Calcium pyrophosphate crystal formation and deposition is central to the pathogenesis of pseudogout.

Chondrocytes are the principle cell involved in the formation and deposition of CPP. Chondrocytes are the only cell type found in articular cartilage. They are essential for the generation of the structural component of cartilage, which then embeds them. 

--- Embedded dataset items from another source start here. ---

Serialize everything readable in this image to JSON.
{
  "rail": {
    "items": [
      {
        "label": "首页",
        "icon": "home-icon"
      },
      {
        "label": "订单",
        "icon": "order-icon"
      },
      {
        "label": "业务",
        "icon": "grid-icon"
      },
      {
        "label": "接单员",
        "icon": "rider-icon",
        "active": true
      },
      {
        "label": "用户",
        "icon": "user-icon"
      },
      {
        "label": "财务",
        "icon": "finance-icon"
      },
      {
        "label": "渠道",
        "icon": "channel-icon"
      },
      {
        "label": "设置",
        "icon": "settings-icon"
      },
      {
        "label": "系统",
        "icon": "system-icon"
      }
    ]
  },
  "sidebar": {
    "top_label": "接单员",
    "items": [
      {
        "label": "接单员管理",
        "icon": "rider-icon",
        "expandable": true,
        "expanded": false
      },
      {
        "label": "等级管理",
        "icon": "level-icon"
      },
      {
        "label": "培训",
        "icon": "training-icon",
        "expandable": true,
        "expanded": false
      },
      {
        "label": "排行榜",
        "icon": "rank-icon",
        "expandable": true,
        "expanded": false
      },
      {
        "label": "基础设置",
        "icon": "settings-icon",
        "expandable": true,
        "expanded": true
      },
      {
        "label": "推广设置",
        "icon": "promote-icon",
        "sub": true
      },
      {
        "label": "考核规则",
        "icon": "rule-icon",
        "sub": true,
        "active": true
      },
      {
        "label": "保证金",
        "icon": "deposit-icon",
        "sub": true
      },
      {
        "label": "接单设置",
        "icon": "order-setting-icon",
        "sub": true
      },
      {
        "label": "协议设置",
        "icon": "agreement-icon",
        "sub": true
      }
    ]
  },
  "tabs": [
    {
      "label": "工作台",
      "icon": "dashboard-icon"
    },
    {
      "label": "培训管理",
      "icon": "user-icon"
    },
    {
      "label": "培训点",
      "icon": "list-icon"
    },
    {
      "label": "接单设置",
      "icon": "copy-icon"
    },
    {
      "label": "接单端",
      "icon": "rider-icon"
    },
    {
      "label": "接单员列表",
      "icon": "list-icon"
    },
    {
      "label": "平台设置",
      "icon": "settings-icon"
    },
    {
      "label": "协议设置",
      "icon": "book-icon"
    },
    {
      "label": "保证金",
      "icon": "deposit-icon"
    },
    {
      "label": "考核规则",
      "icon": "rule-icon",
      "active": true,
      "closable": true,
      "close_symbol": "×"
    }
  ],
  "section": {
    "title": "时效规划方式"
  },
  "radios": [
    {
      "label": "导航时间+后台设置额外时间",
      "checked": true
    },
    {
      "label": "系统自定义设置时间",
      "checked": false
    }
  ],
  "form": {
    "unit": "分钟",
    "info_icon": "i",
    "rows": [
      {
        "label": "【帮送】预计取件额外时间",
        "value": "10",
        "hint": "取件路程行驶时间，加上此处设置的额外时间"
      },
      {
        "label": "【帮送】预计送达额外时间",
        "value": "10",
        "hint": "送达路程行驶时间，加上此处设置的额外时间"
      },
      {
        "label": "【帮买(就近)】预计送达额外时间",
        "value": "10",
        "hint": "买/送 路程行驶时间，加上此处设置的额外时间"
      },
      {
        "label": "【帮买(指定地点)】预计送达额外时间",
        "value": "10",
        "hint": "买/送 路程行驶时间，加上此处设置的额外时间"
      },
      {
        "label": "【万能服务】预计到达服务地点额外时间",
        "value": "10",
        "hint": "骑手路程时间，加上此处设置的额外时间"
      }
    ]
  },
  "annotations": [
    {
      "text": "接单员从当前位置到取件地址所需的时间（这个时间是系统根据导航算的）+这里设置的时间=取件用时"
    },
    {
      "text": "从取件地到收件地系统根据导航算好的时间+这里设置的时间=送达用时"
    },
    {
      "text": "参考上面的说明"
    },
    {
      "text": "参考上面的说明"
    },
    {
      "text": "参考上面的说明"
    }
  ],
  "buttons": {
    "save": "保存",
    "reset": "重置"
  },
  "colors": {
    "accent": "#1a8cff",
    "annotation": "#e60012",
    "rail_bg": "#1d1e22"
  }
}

In pseudogout, excess pyrophosphate production causes local CPP supersaturation, crystal formation and deposition. CPP crystals stimulate a proinflammatory response leading to activation of phagocytes and neutrophils. The inflammatory response is usually self-limited due to the modification of CPP crystals (e.g. addition of lipoproteins), which reduces the inflammation.

Clinical features

Pseudogout presents with acute severe joint inflammation that is characterised by pain, redness, swelling and restricted movement.

Signs and symptoms

Pseudogout characteristically leads to asymmetrical arthropathy of ‘larger’ peripheral joints. Patients presenting with a first episode affecting the upper extremity should raise suspicion of pseudogout over gout. 

  • Joint pain: typically one, but may be multiple
  • Joint swelling
  • Erythema
  • Restricted movement
  • +/- systemic features (e.g. fever)

Commonly affected joints

  • Knees: 50% of cases
  • Wrists
  • Shoulders
  • Ankles
  • Feet
  • Elbows

Diagnosis

Diagnosis of pseudogout is based on synovial fluid analysis and plain film radiography.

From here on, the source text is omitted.